Isolasi sosial meningkatkan risiko itu hingga 30 persen, kira-kira setara dengan pengaruh faktor-faktor risiko kecemasan dan stres di pekerjaan, demikian yang terungkap dari penelitian di Inggris ini.
Dikutip dari laman Health pada Rabu (20/4/2016), “Mengatasi kesepian dan pengucilan sosial dapat berperan penting dalam pencegahan dua penyebab utama penyakit penyebab kematian di seluruh dunia,” kata Nicole Valtorta, salah seorang peneliti di jurusan ilmu kesehatan University of York.
“Kita menganggap lazim faktor-faktor risiko seperti obesitas dan ketidakaktifan fisik, tapi masih belum biasa dengan isolasi sosial dan kesepian. Data dari penelitian kami menguatkan agar kita menganggapnya secara serius.”
Namun demikian, analisis di sini tidak bisa membuktikan, kesepian dan isolasi sosial menyebabkan masalah-masalah jantung dan stroke, hanya menjelaskan adanya suatu hubungan, imbuhnya lagi.
“Namun demikian, jika temuan penelitian ini dilihat menurut konteksnya, temuan kami sebanding ukurannya dengan dampak oleh faktor-faktor risiko psikososial lainnya seperti kecemasan dan kelelahan pekerjaan. Upaya untuk mencegah penyakit jantung dan stroke terbantu ketika menyertakan faktor-faktor isolasi sosial dan kesepian,” kata Valtora lagi.
Laporan penelitian ini sudah diterbitkan dalam jurnal Heart edisi 19 April.
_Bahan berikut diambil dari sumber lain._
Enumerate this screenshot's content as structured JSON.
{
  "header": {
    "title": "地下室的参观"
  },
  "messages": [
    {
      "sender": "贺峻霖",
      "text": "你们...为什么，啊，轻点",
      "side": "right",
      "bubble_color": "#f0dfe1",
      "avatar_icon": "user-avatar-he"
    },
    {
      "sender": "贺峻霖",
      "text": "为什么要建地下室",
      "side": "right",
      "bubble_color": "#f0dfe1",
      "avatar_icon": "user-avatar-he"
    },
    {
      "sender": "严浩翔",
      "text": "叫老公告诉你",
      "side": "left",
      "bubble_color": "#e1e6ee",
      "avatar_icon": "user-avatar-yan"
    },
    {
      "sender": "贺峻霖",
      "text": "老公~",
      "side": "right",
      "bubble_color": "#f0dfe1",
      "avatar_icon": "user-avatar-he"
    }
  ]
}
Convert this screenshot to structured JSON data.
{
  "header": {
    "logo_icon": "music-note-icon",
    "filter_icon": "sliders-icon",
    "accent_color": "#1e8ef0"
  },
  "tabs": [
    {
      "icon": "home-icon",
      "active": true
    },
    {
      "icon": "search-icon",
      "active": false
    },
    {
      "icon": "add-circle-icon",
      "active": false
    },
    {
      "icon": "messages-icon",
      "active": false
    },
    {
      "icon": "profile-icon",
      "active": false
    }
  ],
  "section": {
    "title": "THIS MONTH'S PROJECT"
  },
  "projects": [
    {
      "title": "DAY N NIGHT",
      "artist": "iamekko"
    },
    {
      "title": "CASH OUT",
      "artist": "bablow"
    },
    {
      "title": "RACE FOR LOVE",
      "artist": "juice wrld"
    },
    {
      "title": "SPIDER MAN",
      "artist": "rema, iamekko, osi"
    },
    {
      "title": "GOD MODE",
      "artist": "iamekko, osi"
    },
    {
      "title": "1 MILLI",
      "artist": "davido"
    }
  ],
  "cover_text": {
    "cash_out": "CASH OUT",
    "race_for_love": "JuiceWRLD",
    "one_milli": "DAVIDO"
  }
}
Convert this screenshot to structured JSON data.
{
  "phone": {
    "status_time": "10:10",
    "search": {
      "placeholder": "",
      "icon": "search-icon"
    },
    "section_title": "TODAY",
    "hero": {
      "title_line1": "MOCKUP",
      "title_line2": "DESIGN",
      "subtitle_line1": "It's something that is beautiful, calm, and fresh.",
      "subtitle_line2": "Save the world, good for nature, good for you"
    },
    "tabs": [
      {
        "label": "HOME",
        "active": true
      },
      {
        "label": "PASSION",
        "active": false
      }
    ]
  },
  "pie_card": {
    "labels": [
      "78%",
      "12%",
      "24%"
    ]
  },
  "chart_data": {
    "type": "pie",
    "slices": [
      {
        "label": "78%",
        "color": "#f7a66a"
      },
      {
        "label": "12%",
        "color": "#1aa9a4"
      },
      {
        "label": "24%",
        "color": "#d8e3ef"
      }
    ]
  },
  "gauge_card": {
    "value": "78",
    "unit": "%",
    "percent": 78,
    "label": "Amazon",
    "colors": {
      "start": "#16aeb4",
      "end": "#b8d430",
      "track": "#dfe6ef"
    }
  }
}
Untuk keperluan penelitian, Valtorta dan rekan-rekannya menelaah data dari 23 penelitian terbitan terdahulu yang secara keseluruhan mencakup 180.000 orang dewasa. Lebih dari 4600 orang di antaranya pernah mendapat serangan jantung, angina, atau meninggal karenanya. Lebih dari 3000 orang dalam penelitian pernah mendapat stroke.
Kumpulan data menunjukkan bahwa kesepian dan isolasi sosial berkaitan dengan peningkatan 29 persen pada risiko serangan jantung ataupun serangan angina dan peningkatan 32 persen pada risiko terkena stroke.
Dalam penelitian terdahulu, kesepian telah dikaitkan dengan melemahnya sistem kekebalan, tekanan darah tinggi, dan kematian dini, demikian dijelaskan oleh para peneliti.
Temuan ini menengarai bahwa kesepian dan isolasi sosial perlu dipandang lebih serius oleh para pihak dalam dunia kedokteran, mulai dari kalangan pendidikan kedokteran, hingga pada panduan dan pemeliharaan kesehatan, kata Julianne Holt-Lunstad. Ia adalah seorang dosen muda psikologi dan ilmu syaraf di Brigham Young University, sekaligus sebagai salah seorang penulis editorial yang menyertai jurnal tersebut.
Mengajak orang kesepian dan terasingkan untuk melakukan interaksi dengan orang lain tidaklah mudah, katanya. Menurutnya, menghubungkan orang melalui internet, di Facebook, atau media sosial mungkin merupakan gagasan yang bagus.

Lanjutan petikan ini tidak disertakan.